When some people see you performing good works in accordance with truth and justice, they will demand that you suffer for it. Here, I am not meaning to address the malice of those who claim that any independent attempt to ensure the enforcement of the law is a crime (that is a separate explanation on this site). Rather, I am addressing those who claim that suffering is the affirmation of the truth or good motives of your actions.
If you pull a man back from a ledge, rescuing him from danger, does he not live because you have not suffered enough to earn his life force? If you show that money has been embezzled, does that money, or the goods bought with it, vanish into the ether because you are not rotting in prison? If you have advised a wayward man that there’s a better way, do his better actions become void because you can sleep in your own bed at night?
In other words, what is the tangible harm of insincerity, malice, or other ulterior motives, if the course you advised was correct?
Often, these individuals then claim, that there is some guilt that an individual brings upon themselves for these acts, which must be expiated through suffering.
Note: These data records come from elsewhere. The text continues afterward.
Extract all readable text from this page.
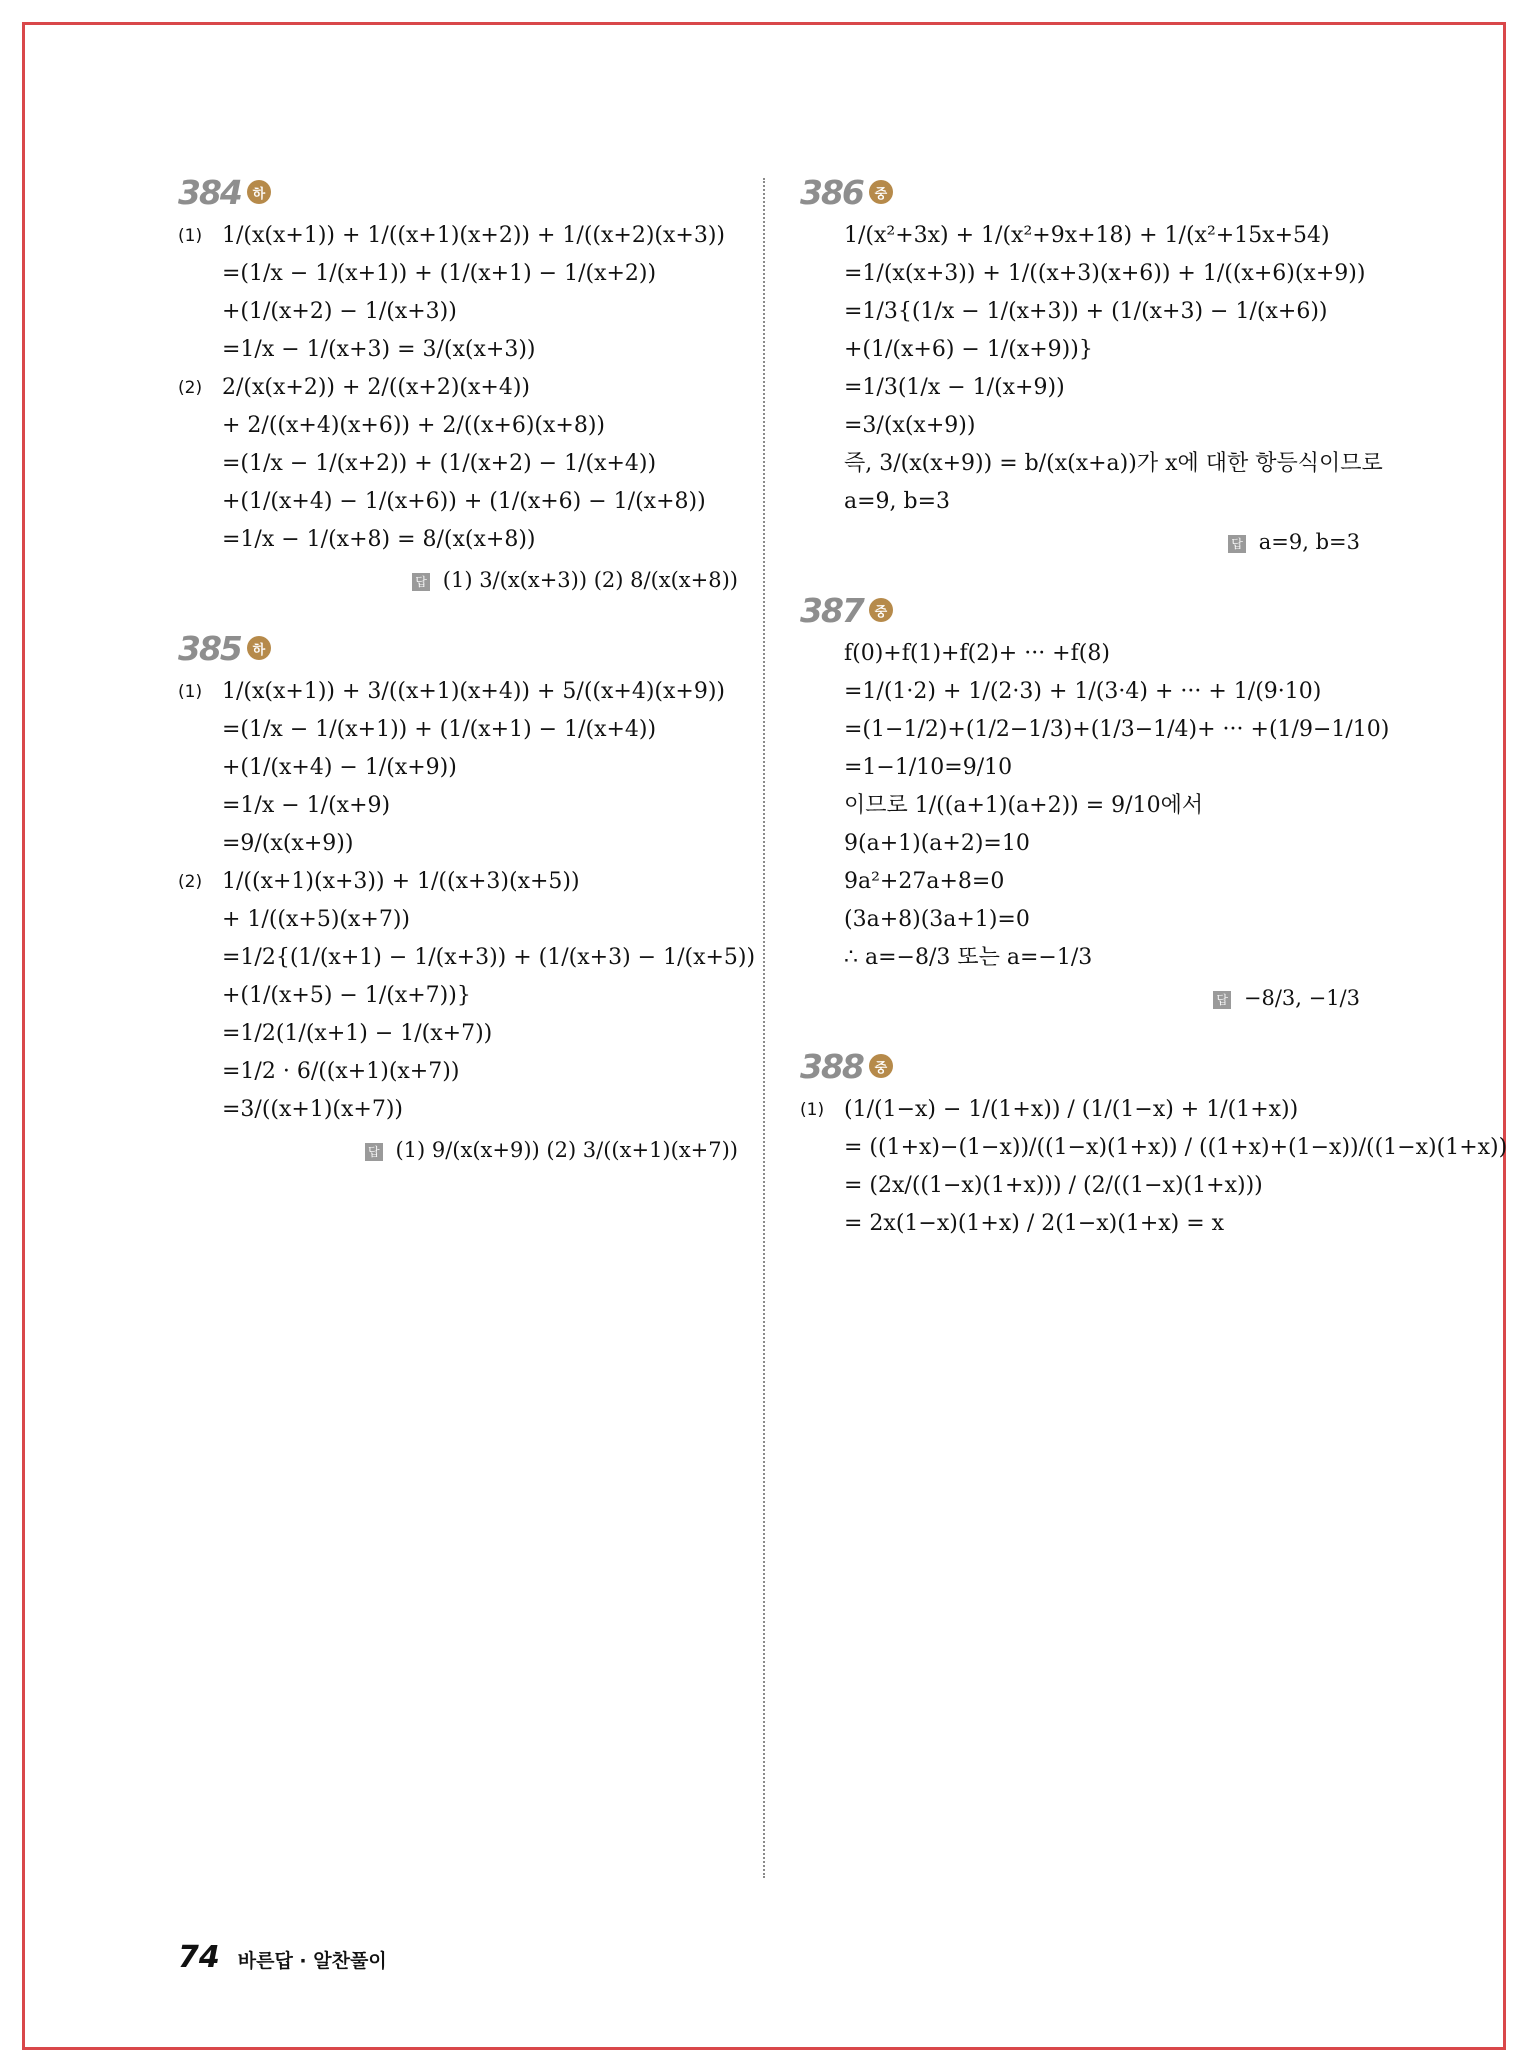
384 하
(1) 1/(x(x+1)) + 1/((x+1)(x+2)) + 1/((x+2)(x+3))
=(1/x − 1/(x+1)) + (1/(x+1) − 1/(x+2))
+(1/(x+2) − 1/(x+3))
=1/x − 1/(x+3) = 3/(x(x+3))
(2) 2/(x(x+2)) + 2/((x+2)(x+4))
+ 2/((x+4)(x+6)) + 2/((x+6)(x+8))
=(1/x − 1/(x+2)) + (1/(x+2) − 1/(x+4))
+(1/(x+4) − 1/(x+6)) + (1/(x+6) − 1/(x+8))
=1/x − 1/(x+8) = 8/(x(x+8))
답 (1) 3/(x(x+3)) (2) 8/(x(x+8))
385 하
(1) 1/(x(x+1)) + 3/((x+1)(x+4)) + 5/((x+4)(x+9))
=(1/x − 1/(x+1)) + (1/(x+1) − 1/(x+4))
+(1/(x+4) − 1/(x+9))
=1/x − 1/(x+9)
=9/(x(x+9))
(2) 1/((x+1)(x+3)) + 1/((x+3)(x+5))
+ 1/((x+5)(x+7))
=1/2{(1/(x+1) − 1/(x+3)) + (1/(x+3) − 1/(x+5))
+(1/(x+5) − 1/(x+7))}
=1/2(1/(x+1) − 1/(x+7))
=1/2 · 6/((x+1)(x+7))
=3/((x+1)(x+7))
답 (1) 9/(x(x+9)) (2) 3/((x+1)(x+7))
386 중
1/(x²+3x) + 1/(x²+9x+18) + 1/(x²+15x+54)
=1/(x(x+3)) + 1/((x+3)(x+6)) + 1/((x+6)(x+9))
=1/3{(1/x − 1/(x+3)) + (1/(x+3) − 1/(x+6))
+(1/(x+6) − 1/(x+9))}
=1/3(1/x − 1/(x+9))
=3/(x(x+9))
즉, 3/(x(x+9)) = b/(x(x+a))가 x에 대한 항등식이므로
a=9, b=3
답 a=9, b=3
387 중
f(0)+f(1)+f(2)+ ··· +f(8)
=1/(1·2) + 1/(2·3) + 1/(3·4) + ··· + 1/(9·10)
=(1−1/2)+(1/2−1/3)+(1/3−1/4)+ ··· +(1/9−1/10)
=1−1/10=9/10
이므로 1/((a+1)(a+2)) = 9/10에서
9(a+1)(a+2)=10
9a²+27a+8=0
(3a+8)(3a+1)=0
∴ a=−8/3 또는 a=−1/3
답 −8/3, −1/3
388 중
(1) (1/(1−x) − 1/(1+x)) / (1/(1−x) + 1/(1+x))
= ((1+x)−(1−x))/((1−x)(1+x)) / ((1+x)+(1−x))/((1−x)(1+x))
= (2x/((1−x)(1+x))) / (2/((1−x)(1+x)))
= 2x(1−x)(1+x) / 2(1−x)(1+x) = x
74 바른답 · 알찬풀이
So – if an individual commits a crime, or stay silent about it, they bring guilt upon themselves, and if they do good deeds, or report the crimes being committed, then they bring guilt upon themselves. Being coarsely equal in consequences, this cannot even be a recommendation to a particular action.
If their answer is to punish everyone strictly on the basis of having some association with crime, as victim, witness, or criminal, then you also should point out that every Samaritan, intervening bystander, woman who resists rape, policeman, and prosecutor also must suffer for their association. The result of the people following these recommendations, would be the increase of criminal activity due to gross negligence and tolerance.